Listen: Millennials Are Buying ‘COVID Cars’

Hamblin: Yeah, I think it’s a low likelihood, but not unreasonable. But certainly, when people are doing ride-shares or riding in cars with, you know, people who are not in their bubble for any reason, that is not a good situation.

Meyer: Yeah, so your view is that renting is low risk … and ride-share is not the best?

Hamblin: Surfaces are easily sanitized. Air should not be lingering from the person who was in there a few hours before. And I would always be driving with the windows open and fan on if you’re riding with anyone. I think the issue comes when you’re in a car with people outside your bubble and the windows are up and the air is not on, or the AC’s on and recirculating things, where you really are in extremely close quarters. Not just not social distancing, but you’re closer than you would be—

Meyer: Right, you’re like sharing a single scuba tank?

Hamblin: Yes, exactly. I think that is not good. I guess the solution is that everyone wants to avoid having to catch a ride with people, having to do a ride-share, having to take a cab … so they’re getting their own freedom-mobiles. Is that right?
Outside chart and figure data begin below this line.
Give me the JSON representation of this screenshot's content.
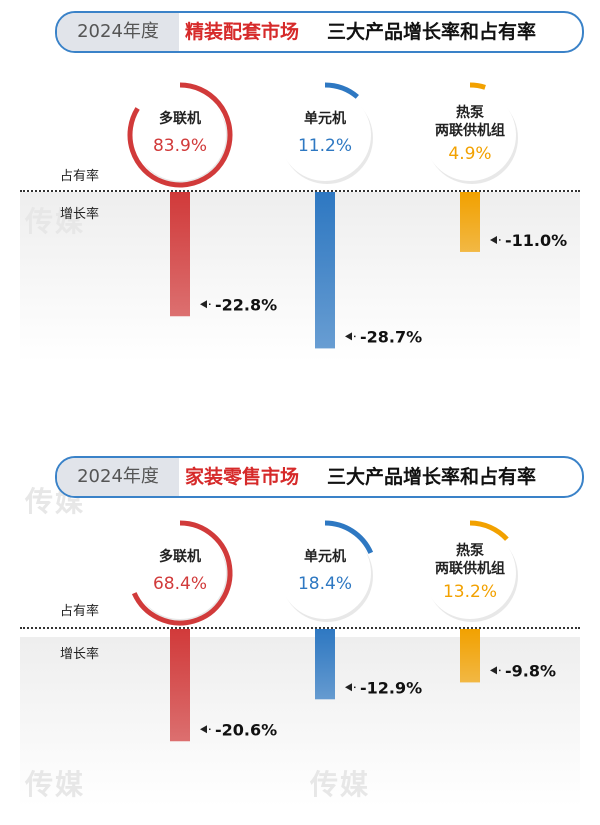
{
  "colors": {
    "red": "#d13a3a",
    "blue": "#2e78c2",
    "orange": "#f2a100",
    "title_border": "#3a82c8",
    "title_market": "#d62a2a"
  },
  "watermark": "传媒",
  "chart_data": [
    {
      "type": "bar",
      "title_year": "2024年度",
      "title_market": "精装配套市场",
      "title_rest": "三大产品增长率和占有率",
      "share_label": "占有率",
      "growth_label": "增长率",
      "categories": [
        "多联机",
        "单元机",
        "热泵两联供机组"
      ],
      "series": [
        {
          "name": "占有率",
          "values": [
            83.9,
            11.2,
            4.9
          ],
          "labels": [
            "83.9%",
            "11.2%",
            "4.9%"
          ]
        },
        {
          "name": "增长率",
          "values": [
            -22.8,
            -28.7,
            -11.0
          ],
          "labels": [
            "-22.8%",
            "-28.7%",
            "-11.0%"
          ]
        }
      ]
    },
    {
      "type": "bar",
      "title_year": "2024年度",
      "title_market": "家装零售市场",
      "title_rest": "三大产品增长率和占有率",
      "share_label": "占有率",
      "growth_label": "增长率",
      "categories": [
        "多联机",
        "单元机",
        "热泵两联供机组"
      ],
      "series": [
        {
          "name": "占有率",
          "values": [
            68.4,
            18.4,
            13.2
          ],
          "labels": [
            "68.4%",
            "18.4%",
            "13.2%"
          ]
        },
        {
          "name": "增长率",
          "values": [
            -20.6,
            -12.9,
            -9.8
          ],
          "labels": [
            "-20.6%",
            "-12.9%",
            "-9.8%"
          ]
        }
      ]
    }
  ]
}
Meyer: Yeah, that’s right. There are two data points here. The first is, back in the early summer, there was this interesting phenomenon where car sales on the whole were down, but car sales among 18-to-35-year-olds were up. Relatively young adults like you and me, who live in cities where we haven’t needed cars or where a car has just seemed like more expense than it’s worth, are suddenly deciding to get cars.

The other data point is that people are buying a lot of used cars in a noticeable way. Carvana, which is this online-only, no-in-person national dealership, has basically said it’s inventory-constrained. In other words, it is not able to obtain used cars as fast as it’s selling them.
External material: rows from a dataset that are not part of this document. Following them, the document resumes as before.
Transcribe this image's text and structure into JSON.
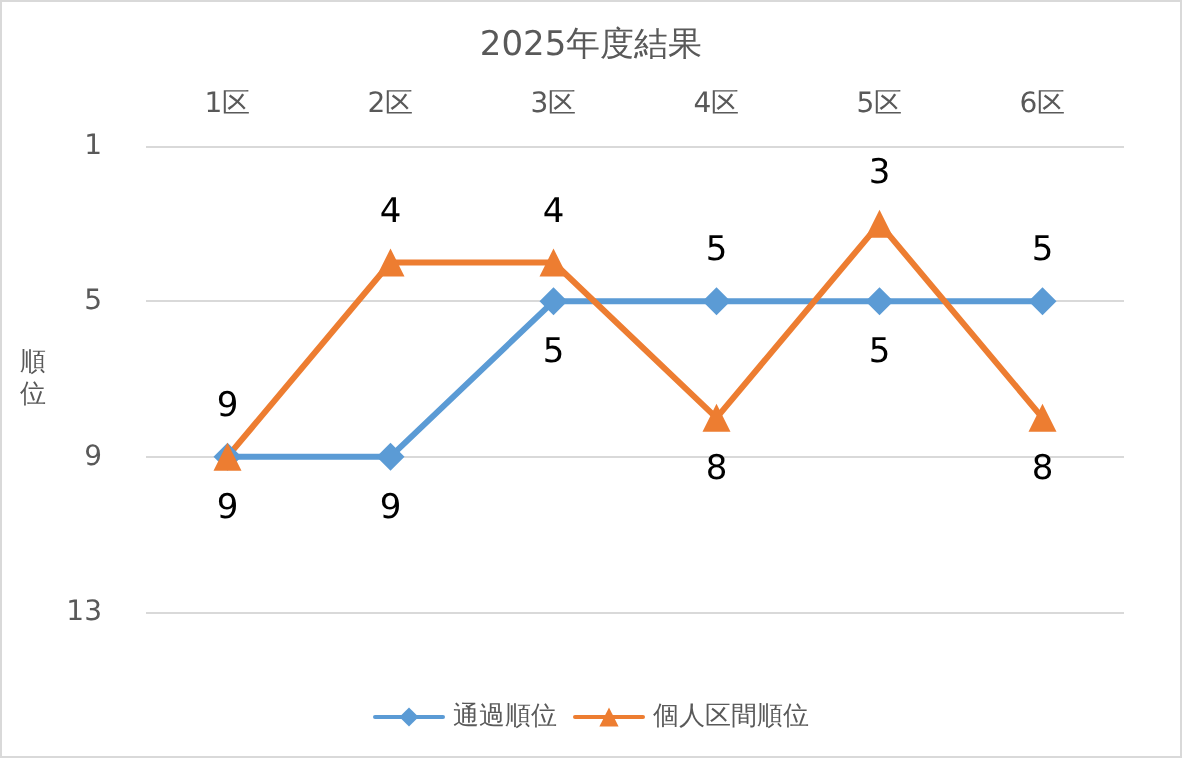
{
  "chart_data": {
    "type": "line",
    "title": "2025年度結果",
    "ylabel": "順位",
    "categories": [
      "1区",
      "2区",
      "3区",
      "4区",
      "5区",
      "6区"
    ],
    "series": [
      {
        "name": "通過順位",
        "color": "#5b9bd5",
        "marker": "diamond",
        "values": [
          9,
          9,
          5,
          5,
          5,
          5
        ]
      },
      {
        "name": "個人区間順位",
        "color": "#ed7d31",
        "marker": "triangle",
        "values": [
          9,
          4,
          4,
          8,
          3,
          8
        ]
      }
    ],
    "ylim": [
      13,
      1
    ],
    "yticks": [
      1,
      5,
      9,
      13
    ],
    "grid": "y",
    "legend": "bottom",
    "data_labels": true,
    "line_style": "solid"
  }
}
I think some people are buying cars because they are afraid of contracting the virus. And I’ll be honest, that’s certainly a reason I bought a car. My parents live in New Jersey and during nonpandemic times, I would just take Amtrak to see them. But the idea of taking Amtrak, taking the metro or the subway during a pandemic, especially if one of the things that I’d be doing is visiting a potentially sick person already, that wasn’t that appealing to me. What’s your sense of how risky or low-risk taking public transit is?
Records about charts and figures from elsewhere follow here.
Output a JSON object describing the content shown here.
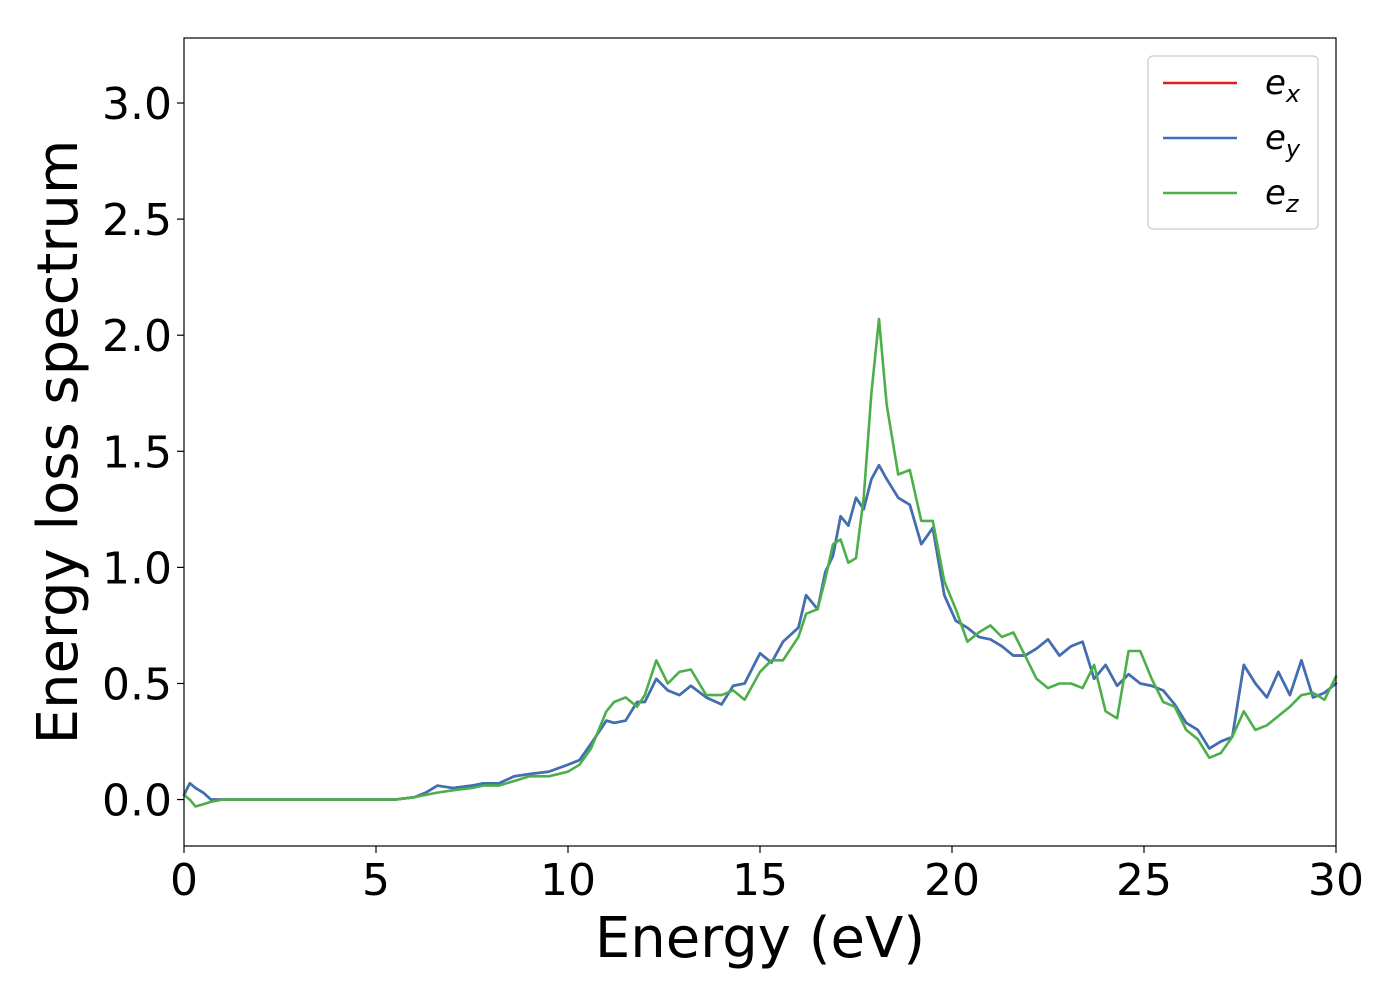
{
  "chart_data": {
    "type": "line",
    "title": "",
    "xlabel": "Energy (eV)",
    "ylabel": "Energy loss spectrum",
    "xlim": [
      0,
      30
    ],
    "ylim": [
      -0.2,
      3.28
    ],
    "xticks": [
      0,
      5,
      10,
      15,
      20,
      25,
      30
    ],
    "xtick_labels": [
      "0",
      "5",
      "10",
      "15",
      "20",
      "25",
      "30"
    ],
    "yticks": [
      0.0,
      0.5,
      1.0,
      1.5,
      2.0,
      2.5,
      3.0
    ],
    "ytick_labels": [
      "0.0",
      "0.5",
      "1.0",
      "1.5",
      "2.0",
      "2.5",
      "3.0"
    ],
    "grid": false,
    "legend_position": "top-right",
    "series": [
      {
        "name": "e",
        "subscript": "x",
        "color": "#e41a1c",
        "x": [
          0,
          0.15,
          0.3,
          0.5,
          0.7,
          1.0,
          2,
          3,
          4,
          5,
          5.5,
          6,
          6.3,
          6.6,
          7,
          7.5,
          7.8,
          8.2,
          8.6,
          9,
          9.5,
          10,
          10.3,
          10.6,
          11,
          11.2,
          11.5,
          11.8,
          12,
          12.3,
          12.6,
          12.9,
          13.2,
          13.6,
          14,
          14.3,
          14.6,
          15,
          15.3,
          15.6,
          16,
          16.2,
          16.5,
          16.7,
          16.9,
          17.1,
          17.3,
          17.5,
          17.7,
          17.9,
          18.1,
          18.3,
          18.6,
          18.9,
          19.2,
          19.5,
          19.8,
          20.1,
          20.4,
          20.7,
          21,
          21.3,
          21.6,
          21.9,
          22.2,
          22.5,
          22.8,
          23.1,
          23.4,
          23.7,
          24,
          24.3,
          24.6,
          24.9,
          25.2,
          25.5,
          25.8,
          26.1,
          26.4,
          26.7,
          27,
          27.3,
          27.6,
          27.9,
          28.2,
          28.5,
          28.8,
          29.1,
          29.4,
          29.7,
          30
        ],
        "y": [
          0.02,
          0.07,
          0.05,
          0.03,
          0.0,
          0.0,
          0.0,
          0.0,
          0.0,
          0.0,
          0.0,
          0.01,
          0.03,
          0.06,
          0.05,
          0.06,
          0.07,
          0.07,
          0.1,
          0.11,
          0.12,
          0.15,
          0.17,
          0.24,
          0.34,
          0.33,
          0.34,
          0.42,
          0.42,
          0.52,
          0.47,
          0.45,
          0.49,
          0.44,
          0.41,
          0.49,
          0.5,
          0.63,
          0.59,
          0.68,
          0.74,
          0.88,
          0.82,
          0.98,
          1.05,
          1.22,
          1.18,
          1.3,
          1.25,
          1.38,
          1.44,
          1.38,
          1.3,
          1.27,
          1.1,
          1.17,
          0.88,
          0.77,
          0.74,
          0.7,
          0.69,
          0.66,
          0.62,
          0.62,
          0.65,
          0.69,
          0.62,
          0.66,
          0.68,
          0.52,
          0.58,
          0.49,
          0.54,
          0.5,
          0.49,
          0.47,
          0.41,
          0.33,
          0.3,
          0.22,
          0.25,
          0.27,
          0.58,
          0.5,
          0.44,
          0.55,
          0.45,
          0.6,
          0.44,
          0.46,
          0.5
        ]
      },
      {
        "name": "e",
        "subscript": "y",
        "color": "#3a72b8",
        "x": [
          0,
          0.15,
          0.3,
          0.5,
          0.7,
          1.0,
          2,
          3,
          4,
          5,
          5.5,
          6,
          6.3,
          6.6,
          7,
          7.5,
          7.8,
          8.2,
          8.6,
          9,
          9.5,
          10,
          10.3,
          10.6,
          11,
          11.2,
          11.5,
          11.8,
          12,
          12.3,
          12.6,
          12.9,
          13.2,
          13.6,
          14,
          14.3,
          14.6,
          15,
          15.3,
          15.6,
          16,
          16.2,
          16.5,
          16.7,
          16.9,
          17.1,
          17.3,
          17.5,
          17.7,
          17.9,
          18.1,
          18.3,
          18.6,
          18.9,
          19.2,
          19.5,
          19.8,
          20.1,
          20.4,
          20.7,
          21,
          21.3,
          21.6,
          21.9,
          22.2,
          22.5,
          22.8,
          23.1,
          23.4,
          23.7,
          24,
          24.3,
          24.6,
          24.9,
          25.2,
          25.5,
          25.8,
          26.1,
          26.4,
          26.7,
          27,
          27.3,
          27.6,
          27.9,
          28.2,
          28.5,
          28.8,
          29.1,
          29.4,
          29.7,
          30
        ],
        "y": [
          0.02,
          0.07,
          0.05,
          0.03,
          0.0,
          0.0,
          0.0,
          0.0,
          0.0,
          0.0,
          0.0,
          0.01,
          0.03,
          0.06,
          0.05,
          0.06,
          0.07,
          0.07,
          0.1,
          0.11,
          0.12,
          0.15,
          0.17,
          0.24,
          0.34,
          0.33,
          0.34,
          0.42,
          0.42,
          0.52,
          0.47,
          0.45,
          0.49,
          0.44,
          0.41,
          0.49,
          0.5,
          0.63,
          0.59,
          0.68,
          0.74,
          0.88,
          0.82,
          0.98,
          1.05,
          1.22,
          1.18,
          1.3,
          1.25,
          1.38,
          1.44,
          1.38,
          1.3,
          1.27,
          1.1,
          1.17,
          0.88,
          0.77,
          0.74,
          0.7,
          0.69,
          0.66,
          0.62,
          0.62,
          0.65,
          0.69,
          0.62,
          0.66,
          0.68,
          0.52,
          0.58,
          0.49,
          0.54,
          0.5,
          0.49,
          0.47,
          0.41,
          0.33,
          0.3,
          0.22,
          0.25,
          0.27,
          0.58,
          0.5,
          0.44,
          0.55,
          0.45,
          0.6,
          0.44,
          0.46,
          0.5
        ]
      },
      {
        "name": "e",
        "subscript": "z",
        "color": "#4daf4a",
        "x": [
          0,
          0.15,
          0.3,
          0.5,
          0.7,
          1.0,
          2,
          3,
          4,
          5,
          5.5,
          6,
          6.3,
          6.6,
          7,
          7.5,
          7.8,
          8.2,
          8.6,
          9,
          9.5,
          10,
          10.3,
          10.6,
          11,
          11.2,
          11.5,
          11.8,
          12,
          12.3,
          12.6,
          12.9,
          13.2,
          13.6,
          14,
          14.3,
          14.6,
          15,
          15.3,
          15.6,
          16,
          16.2,
          16.5,
          16.7,
          16.9,
          17.1,
          17.3,
          17.5,
          17.7,
          17.9,
          18.1,
          18.3,
          18.6,
          18.9,
          19.2,
          19.5,
          19.8,
          20.1,
          20.4,
          20.7,
          21,
          21.3,
          21.6,
          21.9,
          22.2,
          22.5,
          22.8,
          23.1,
          23.4,
          23.7,
          24,
          24.3,
          24.6,
          24.9,
          25.2,
          25.5,
          25.8,
          26.1,
          26.4,
          26.7,
          27,
          27.3,
          27.6,
          27.9,
          28.2,
          28.5,
          28.8,
          29.1,
          29.4,
          29.7,
          30
        ],
        "y": [
          0.02,
          0.0,
          -0.03,
          -0.02,
          -0.01,
          0.0,
          0.0,
          0.0,
          0.0,
          0.0,
          0.0,
          0.01,
          0.02,
          0.03,
          0.04,
          0.05,
          0.06,
          0.06,
          0.08,
          0.1,
          0.1,
          0.12,
          0.15,
          0.22,
          0.38,
          0.42,
          0.44,
          0.4,
          0.45,
          0.6,
          0.5,
          0.55,
          0.56,
          0.45,
          0.45,
          0.47,
          0.43,
          0.55,
          0.6,
          0.6,
          0.7,
          0.8,
          0.82,
          0.95,
          1.1,
          1.12,
          1.02,
          1.04,
          1.3,
          1.75,
          2.07,
          1.7,
          1.4,
          1.42,
          1.2,
          1.2,
          0.94,
          0.82,
          0.68,
          0.72,
          0.75,
          0.7,
          0.72,
          0.62,
          0.52,
          0.48,
          0.5,
          0.5,
          0.48,
          0.58,
          0.38,
          0.35,
          0.64,
          0.64,
          0.52,
          0.42,
          0.4,
          0.3,
          0.26,
          0.18,
          0.2,
          0.27,
          0.38,
          0.3,
          0.32,
          0.36,
          0.4,
          0.45,
          0.46,
          0.43,
          0.53
        ]
      }
    ]
  }
}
Hamblin: Well, that’s obviously a very broad term. We’ve talked a little bit on the show about airplanes, which at first seemed like very bad situations. The reason we don’t see outbreaks of things like flu on airplanes—and we haven’t seen outbreaks of coronavirus on airplanes—is because the airflow in there is really good. And actually, this mechanical engineer messaged me after we talked about this on the podcast and he’s been calling for opening the windows on subway cars and all that. I would feel very safe doing that. As it is, I don’t know what precautions are being taken in different places. I’m sure they vary.